Wäre der Sarg nicht vom Sockel gerutscht, Thomas hätte niemals die Maus auf Katjas Slip gesehen. Er hätte Katja nicht bemerkt und nie erfahren, in welche Gegend es sie mittlerweile verschlagen hatte. Sie wäre eine seiner Erinnerungen geblieben.
Es war heiß, die Tür zum Geschäft stand offen. Er hatte den Eingang gerade passiert, da krachte, da schepperte es im Innern, und eine Frauenstimme rief „Aua!“, rief „Scheiße!, rief „Verdammt!“
Sonnenlicht verspiegelte das Schaufenster, so dass er nicht hindurchsehen konnte. Er sah nur sich selber mit einem Kruzifix im Gesicht. Über seinem Kopf der Namenszug des Beerdigungsinstituts. Passanten im Hintergrund. Er ging die paar Schritte zurück. Drinnen flitterte Staub in der Luft. Die Frau saß, mit dem Rücken zum Eingang, auf dem Boden und schob gerade den Sargdeckel von ihrem linken Fuß herunter. Ihr kurzes Sommerkleid war etwas verrutscht. Thomas sah das graue Mäuschen auf ihrer rechten Pobacke; es saß auf einem Rennrad. Ganz kurz nur sah er das Bild; schon die nächste Bewegung der Schenkel ließ es wieder hinterm Blümchenmuster verschwinden.

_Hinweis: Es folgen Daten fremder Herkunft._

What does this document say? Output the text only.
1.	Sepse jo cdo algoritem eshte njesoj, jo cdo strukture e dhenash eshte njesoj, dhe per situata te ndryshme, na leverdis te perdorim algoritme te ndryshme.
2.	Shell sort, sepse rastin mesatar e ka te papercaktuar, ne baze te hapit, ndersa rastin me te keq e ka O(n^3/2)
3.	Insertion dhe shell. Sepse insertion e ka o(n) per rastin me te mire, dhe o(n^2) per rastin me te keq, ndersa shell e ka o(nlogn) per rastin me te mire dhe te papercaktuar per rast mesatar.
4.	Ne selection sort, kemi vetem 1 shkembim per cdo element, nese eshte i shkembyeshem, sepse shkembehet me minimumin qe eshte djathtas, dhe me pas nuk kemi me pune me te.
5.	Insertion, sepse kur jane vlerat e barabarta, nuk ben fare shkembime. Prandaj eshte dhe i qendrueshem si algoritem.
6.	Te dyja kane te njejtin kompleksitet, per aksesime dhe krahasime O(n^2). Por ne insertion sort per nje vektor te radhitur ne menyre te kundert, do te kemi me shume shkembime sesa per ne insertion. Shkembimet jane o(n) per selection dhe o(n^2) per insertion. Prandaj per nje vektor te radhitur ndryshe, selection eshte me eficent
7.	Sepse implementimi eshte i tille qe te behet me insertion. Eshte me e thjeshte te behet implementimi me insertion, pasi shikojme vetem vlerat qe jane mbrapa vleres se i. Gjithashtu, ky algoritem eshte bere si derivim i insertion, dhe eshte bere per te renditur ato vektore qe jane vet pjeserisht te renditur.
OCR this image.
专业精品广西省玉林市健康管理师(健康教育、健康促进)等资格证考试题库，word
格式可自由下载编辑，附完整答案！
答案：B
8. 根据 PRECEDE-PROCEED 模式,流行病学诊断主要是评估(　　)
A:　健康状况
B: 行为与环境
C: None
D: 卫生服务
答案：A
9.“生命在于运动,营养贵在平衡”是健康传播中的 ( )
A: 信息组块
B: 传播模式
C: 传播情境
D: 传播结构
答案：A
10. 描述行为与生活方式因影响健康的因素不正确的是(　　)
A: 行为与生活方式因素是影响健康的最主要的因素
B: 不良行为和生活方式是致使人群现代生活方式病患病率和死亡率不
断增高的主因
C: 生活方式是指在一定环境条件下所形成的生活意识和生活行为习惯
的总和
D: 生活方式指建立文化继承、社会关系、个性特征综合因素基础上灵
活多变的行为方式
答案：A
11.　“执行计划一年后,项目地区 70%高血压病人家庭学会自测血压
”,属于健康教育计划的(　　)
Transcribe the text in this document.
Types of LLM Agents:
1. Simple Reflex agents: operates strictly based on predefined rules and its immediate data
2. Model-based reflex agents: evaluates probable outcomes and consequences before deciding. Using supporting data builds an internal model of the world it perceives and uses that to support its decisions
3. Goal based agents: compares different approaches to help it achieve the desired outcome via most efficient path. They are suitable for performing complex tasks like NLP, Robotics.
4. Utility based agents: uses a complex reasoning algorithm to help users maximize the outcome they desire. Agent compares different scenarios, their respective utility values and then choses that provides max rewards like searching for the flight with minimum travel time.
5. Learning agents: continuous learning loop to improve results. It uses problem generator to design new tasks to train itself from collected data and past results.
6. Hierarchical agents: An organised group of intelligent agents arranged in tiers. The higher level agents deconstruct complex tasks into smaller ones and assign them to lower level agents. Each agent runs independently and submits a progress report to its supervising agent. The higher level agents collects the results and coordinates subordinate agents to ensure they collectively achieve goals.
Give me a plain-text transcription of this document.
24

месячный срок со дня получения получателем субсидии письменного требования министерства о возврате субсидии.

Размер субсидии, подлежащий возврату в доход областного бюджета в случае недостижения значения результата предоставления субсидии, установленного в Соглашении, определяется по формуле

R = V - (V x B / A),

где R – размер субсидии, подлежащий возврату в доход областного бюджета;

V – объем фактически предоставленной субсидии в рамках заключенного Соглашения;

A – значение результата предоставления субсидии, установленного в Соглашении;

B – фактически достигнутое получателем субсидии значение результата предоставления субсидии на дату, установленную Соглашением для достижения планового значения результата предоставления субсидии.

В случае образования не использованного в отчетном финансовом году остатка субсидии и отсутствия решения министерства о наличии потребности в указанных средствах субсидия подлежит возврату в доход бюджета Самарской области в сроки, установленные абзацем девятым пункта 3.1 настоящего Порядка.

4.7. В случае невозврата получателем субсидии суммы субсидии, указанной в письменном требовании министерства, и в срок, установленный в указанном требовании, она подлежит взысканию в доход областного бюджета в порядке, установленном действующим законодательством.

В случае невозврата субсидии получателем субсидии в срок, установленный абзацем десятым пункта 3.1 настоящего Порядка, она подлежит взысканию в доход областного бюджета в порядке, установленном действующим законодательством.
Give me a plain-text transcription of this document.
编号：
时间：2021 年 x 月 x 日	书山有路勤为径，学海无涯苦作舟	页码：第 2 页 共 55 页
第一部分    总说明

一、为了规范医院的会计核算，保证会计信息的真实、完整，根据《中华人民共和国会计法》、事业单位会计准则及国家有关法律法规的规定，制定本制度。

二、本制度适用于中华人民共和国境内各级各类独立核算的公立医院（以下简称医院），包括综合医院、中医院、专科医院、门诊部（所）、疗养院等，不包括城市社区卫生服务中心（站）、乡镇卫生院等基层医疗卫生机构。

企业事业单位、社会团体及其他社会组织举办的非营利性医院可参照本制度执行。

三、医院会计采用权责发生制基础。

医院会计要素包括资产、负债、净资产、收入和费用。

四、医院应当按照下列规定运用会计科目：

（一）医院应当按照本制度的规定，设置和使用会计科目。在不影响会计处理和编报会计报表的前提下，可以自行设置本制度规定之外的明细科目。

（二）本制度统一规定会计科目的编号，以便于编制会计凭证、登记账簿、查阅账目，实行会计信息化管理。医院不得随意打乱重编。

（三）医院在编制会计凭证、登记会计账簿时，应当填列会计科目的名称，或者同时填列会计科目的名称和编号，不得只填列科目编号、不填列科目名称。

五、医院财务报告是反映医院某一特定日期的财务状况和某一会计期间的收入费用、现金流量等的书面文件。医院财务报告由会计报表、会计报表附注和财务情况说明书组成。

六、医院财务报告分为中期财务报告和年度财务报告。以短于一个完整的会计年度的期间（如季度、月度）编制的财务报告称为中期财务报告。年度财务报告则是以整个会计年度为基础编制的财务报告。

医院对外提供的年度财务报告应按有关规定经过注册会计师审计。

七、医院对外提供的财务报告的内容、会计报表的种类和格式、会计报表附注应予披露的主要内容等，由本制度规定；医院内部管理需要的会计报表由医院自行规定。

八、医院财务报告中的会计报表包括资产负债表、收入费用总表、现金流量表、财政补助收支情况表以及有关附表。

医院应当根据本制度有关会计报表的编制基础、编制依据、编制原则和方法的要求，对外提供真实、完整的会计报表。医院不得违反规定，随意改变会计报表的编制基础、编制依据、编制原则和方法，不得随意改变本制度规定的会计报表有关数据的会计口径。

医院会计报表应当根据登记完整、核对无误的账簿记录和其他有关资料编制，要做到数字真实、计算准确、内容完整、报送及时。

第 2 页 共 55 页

„Ist der Knöchel noch ganz?“, fragte er, als er in die stickige Hitze des Ausstellungsraumes trat.
An der Schnelligkeit, mit der sie sich umwandte, erkannte er, dass er sie erschreckt hatte.
Er sagte: „Jetzt sind wir quitt, jeder ist durch den andern an den Rand des Herstillstands gebracht worden.“
Sie lächelte. „Peinlich, peinlich. Wird aber nur blaue Flecken geben.“
Sie hielt den Saum ihres Kleides fest und stand auf.
„Ist doch wirklich zu blöde“, sagte sie. „Ich muss beim Staubwischen über irgendwas gestolpert sein. – Nur dass es hier gar nichts gibt, worüber man stolpern kann.“ Sie sah ihm in die Augen, Selbstironie bewegte ihre linke Braue aufwärts. „Ein Geist muss mir ein Bein gestellt haben.“
„Ist der richtige Ort dafür“, sagte Thomas.
Sie lächelte. „Bitte nichts verraten – in diesem Aufzug habe ich im Verkaufsraum eigentlich nichts zu suchen.“
„Alles klar.“ (Warum war sie dann alleine…. hier….?)
Er beobachtete sie genau, während sie die Lackierung auf Kratzer untersuchte. Sie hockte sich hin (Lichtreflexe auf ihren Beinen), sie stand auf, sie ging um den Deckel herum, ging um den Sarg herum (Lichtreflexe auf ihren Armen, ihren Schultern); sie wischte mit einer Fingerspitze, die sie zuvor mit der Zunge befeuchtet hatte, über die ein oder andere kritische Stelle –  – er beobachtete sie genau. Der Staublappen lag auf dem Boden.
Gemeinsam brachten sie den Deckel wieder an seinen Platz. Sie sagte: „Sie sind doch hoffentlich kein Kunde?“
„Im Moment noch nicht. Mich hat nur der Paukenschlag hergeführt.“
Ihre Augen funkelten. „Muss das bescheuert ausgesehen haben.“
„Ich hab’s leider nicht gesehen“, sagte er.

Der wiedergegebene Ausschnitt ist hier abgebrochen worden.